Fitch e le altre agenzie hanno già tenuto conto di fattori politici, a cominciare dalla stabilità del governo, al di là delle fibrillazioni interne alla maggioranza. Una situazione che non dovrebbe cambiare nei prossimi mesi e probabilmente nemmeno nel 2026. E’ sempre pericoloso per la finanza pubblica il “semestre bianco” che precede le elezioni, quindi è necessario che la prossima legge di bilancio sia rigorosa e preveda uno sforzo ulteriore. Decisiva è la politica fiscale: la riduzione delle imposte sul reddito promessa dal governo può dare una spinta dal lato della domanda interna con la quale compensare il costo, se non proprio ripagarlo del tutto. Ma a condizione che lo sforzo non venga reso vano da una parallela politica dei bonus, dei sostegni a pioggia, delle sanatorie. Dunque, nel braccio di ferro in corso, deve vincere il viceministro Maurizio Leo non la Lega e nemmeno tutte le corporazioni che si aspettano scappatoie. La spesa non va tenuta solo sotto controllo, ma riqualificata a favore degli investimenti. E’ una delle condizioni fondamentali per dare una “spinta gentile” alla crescita. Poi, però, serve la spinta energica.

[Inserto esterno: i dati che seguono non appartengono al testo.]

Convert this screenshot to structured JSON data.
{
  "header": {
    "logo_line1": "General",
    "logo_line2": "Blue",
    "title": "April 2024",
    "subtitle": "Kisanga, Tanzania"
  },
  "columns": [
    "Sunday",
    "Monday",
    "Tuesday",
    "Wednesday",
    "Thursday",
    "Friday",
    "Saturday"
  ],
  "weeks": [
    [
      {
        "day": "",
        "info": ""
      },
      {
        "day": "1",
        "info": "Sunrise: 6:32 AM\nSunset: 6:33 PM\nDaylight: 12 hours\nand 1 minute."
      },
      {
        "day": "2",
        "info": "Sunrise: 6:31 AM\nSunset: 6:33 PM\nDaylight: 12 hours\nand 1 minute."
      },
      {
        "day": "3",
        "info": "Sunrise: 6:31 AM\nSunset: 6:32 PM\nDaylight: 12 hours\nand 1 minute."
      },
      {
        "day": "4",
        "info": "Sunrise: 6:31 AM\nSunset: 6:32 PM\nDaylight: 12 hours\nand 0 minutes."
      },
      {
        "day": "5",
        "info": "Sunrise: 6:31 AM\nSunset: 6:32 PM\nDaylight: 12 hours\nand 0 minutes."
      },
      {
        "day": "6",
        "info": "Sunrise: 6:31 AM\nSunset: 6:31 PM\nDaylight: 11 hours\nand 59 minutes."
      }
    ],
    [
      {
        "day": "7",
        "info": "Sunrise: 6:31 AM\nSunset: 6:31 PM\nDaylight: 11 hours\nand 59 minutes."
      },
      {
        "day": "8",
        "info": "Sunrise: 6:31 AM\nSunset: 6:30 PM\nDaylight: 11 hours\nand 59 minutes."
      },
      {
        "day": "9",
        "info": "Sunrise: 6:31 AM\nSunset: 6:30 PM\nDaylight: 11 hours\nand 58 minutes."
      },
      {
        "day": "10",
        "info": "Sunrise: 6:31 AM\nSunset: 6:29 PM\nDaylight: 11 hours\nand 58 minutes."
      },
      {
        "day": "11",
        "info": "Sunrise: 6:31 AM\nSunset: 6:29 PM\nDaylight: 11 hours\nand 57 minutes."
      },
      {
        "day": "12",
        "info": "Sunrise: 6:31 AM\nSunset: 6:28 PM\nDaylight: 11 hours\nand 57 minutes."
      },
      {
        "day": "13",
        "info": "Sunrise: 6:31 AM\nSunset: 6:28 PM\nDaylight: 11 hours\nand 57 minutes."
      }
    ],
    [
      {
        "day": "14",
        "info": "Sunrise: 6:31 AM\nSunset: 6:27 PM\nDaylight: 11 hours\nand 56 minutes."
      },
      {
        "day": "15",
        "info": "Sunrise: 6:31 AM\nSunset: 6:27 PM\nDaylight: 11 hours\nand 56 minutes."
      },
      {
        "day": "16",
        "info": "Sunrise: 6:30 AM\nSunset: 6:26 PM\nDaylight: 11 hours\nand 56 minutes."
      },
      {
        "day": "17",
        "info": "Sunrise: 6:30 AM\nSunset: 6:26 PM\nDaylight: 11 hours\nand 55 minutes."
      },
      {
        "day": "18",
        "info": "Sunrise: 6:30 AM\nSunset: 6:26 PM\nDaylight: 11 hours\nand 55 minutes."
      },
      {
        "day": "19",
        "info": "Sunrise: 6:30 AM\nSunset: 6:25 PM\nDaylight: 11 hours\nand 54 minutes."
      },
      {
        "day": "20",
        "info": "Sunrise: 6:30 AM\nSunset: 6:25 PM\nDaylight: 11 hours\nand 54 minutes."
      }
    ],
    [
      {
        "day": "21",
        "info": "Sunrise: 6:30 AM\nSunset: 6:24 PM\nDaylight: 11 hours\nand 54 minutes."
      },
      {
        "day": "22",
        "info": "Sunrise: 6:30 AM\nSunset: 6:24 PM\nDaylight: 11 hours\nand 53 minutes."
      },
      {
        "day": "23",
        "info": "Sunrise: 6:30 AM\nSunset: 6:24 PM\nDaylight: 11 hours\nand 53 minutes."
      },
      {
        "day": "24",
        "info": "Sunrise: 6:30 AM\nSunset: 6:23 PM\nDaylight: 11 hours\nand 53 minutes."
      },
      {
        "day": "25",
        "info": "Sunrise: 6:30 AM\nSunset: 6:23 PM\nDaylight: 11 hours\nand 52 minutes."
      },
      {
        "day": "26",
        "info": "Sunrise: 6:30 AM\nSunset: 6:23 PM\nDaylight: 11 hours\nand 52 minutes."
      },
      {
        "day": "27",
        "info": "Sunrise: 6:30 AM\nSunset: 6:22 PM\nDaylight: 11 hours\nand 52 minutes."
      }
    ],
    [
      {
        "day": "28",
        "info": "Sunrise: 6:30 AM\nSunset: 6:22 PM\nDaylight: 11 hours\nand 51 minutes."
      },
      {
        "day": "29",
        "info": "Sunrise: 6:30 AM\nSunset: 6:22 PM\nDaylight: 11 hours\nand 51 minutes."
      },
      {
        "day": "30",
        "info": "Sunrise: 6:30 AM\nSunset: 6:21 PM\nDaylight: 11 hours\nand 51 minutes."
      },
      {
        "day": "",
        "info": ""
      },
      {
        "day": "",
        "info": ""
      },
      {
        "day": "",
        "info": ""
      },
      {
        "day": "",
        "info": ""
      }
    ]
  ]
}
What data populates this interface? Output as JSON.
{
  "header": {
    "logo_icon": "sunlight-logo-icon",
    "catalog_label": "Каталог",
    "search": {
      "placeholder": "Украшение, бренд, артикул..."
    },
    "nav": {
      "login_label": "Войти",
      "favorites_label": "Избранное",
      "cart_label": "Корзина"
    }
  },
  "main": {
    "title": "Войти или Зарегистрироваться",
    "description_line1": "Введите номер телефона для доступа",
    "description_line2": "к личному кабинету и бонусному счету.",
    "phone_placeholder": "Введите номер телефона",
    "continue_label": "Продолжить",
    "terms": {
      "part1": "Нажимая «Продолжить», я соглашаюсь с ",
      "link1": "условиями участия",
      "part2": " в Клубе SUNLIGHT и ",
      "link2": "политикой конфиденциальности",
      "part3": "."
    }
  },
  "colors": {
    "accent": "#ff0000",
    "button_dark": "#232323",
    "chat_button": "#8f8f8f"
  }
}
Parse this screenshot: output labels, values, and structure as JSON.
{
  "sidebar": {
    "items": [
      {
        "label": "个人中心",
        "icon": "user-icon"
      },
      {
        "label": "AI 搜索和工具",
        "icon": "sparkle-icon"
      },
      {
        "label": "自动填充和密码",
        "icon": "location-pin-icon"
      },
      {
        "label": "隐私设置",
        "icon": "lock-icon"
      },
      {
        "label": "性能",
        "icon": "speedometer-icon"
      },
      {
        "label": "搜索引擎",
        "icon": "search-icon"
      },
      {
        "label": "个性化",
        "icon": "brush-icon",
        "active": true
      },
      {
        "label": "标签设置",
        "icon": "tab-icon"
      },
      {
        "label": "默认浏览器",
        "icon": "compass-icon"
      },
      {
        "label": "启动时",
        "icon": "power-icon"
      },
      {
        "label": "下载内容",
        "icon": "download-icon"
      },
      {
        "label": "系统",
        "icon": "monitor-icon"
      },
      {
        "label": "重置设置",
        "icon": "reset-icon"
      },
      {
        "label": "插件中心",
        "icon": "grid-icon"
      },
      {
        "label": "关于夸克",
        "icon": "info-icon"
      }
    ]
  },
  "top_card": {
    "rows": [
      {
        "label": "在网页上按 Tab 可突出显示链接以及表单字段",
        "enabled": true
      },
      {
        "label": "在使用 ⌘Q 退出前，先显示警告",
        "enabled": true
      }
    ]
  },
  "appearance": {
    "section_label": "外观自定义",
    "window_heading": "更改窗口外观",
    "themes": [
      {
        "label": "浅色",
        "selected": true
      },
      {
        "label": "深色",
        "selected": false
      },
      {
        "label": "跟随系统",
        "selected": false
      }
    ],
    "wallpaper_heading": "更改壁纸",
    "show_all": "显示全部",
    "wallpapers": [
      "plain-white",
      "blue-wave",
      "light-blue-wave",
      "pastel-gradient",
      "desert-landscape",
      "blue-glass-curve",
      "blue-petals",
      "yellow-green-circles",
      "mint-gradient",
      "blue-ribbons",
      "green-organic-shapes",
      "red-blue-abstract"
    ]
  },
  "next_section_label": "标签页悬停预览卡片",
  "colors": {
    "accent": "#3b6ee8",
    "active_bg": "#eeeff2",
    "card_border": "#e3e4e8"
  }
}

La Confindustria batte da tempo sugli incentivi, quelli che hanno funzionato come Industria 4.0, mentre nei prossimi mesi si capirà quanto costeranno alle imprese esportatrici le tariffe americane. La produzione industriale l’anno scorso è diminuita del 3,5% rispetto al 2023. La rotta non è stata ancora invertita, anche se a luglio l’indice è cresciuto dello 0,4% rispetto a giugno e l’intero trimestre mostra un leggero aumento (+0,2%). Ci sono miglioramenti sia nei beni di consumo sia in quelli strumentali. Incrociamo le dita, ma non si può lasciare alla manifattura che esporta tutto l’onere di far muovere l’intero convoglio italiano. Nel secondo trimestre il prodotto lordo è sceso leggermente (– 0,1%) a causa soprattutto del calo dell’export in particolare verso Usa, Regno Unito, Cina, Russia e Turchia. E’ chiaro che l’Italia deve compiere un salto nei servizi e nella pubblica amministrazione.
E qui si apre il capitolo delle riforme. Pochi ricordano che i 200 e rotti miliardi di euro giunti da Bruxelles tra prestiti ed erogazioni a fondo perduto, sono condizionati al successo di alcune riforme in grado di aumentare la produttività del sistema Italia. Quella fiscale non è stata ancora realizzata. Non ci sono previsioni sull’impatto in termini di efficienza della riforma nell’amministrazione giudiziaria, a cominciare dalla separazione delle carriere. Nella scuola non è probabile che il latino alle medie aumenti la scolarizzazione (l’Italia è nella parte bassa della graduatoria Ocse). Il gap digitale resta molto ampio. La trafila amministrativa è ancora opprimente (basti l’esempio della carta d’identità elettronica), non parliamo di quando si vuole far partire un’impresa. Il mercato dei capitali è asfittico, la borsa era pari al 100% del pil nel 2000, oggi è al 36%. La geremiade può continuare, ma è noiosa e deprimente. Fitch e le sue sorelle guardano non solo ai conti pubblici, ma anche al pil e alle riforme, è questo il trilemma da risolvere per salire in serie A.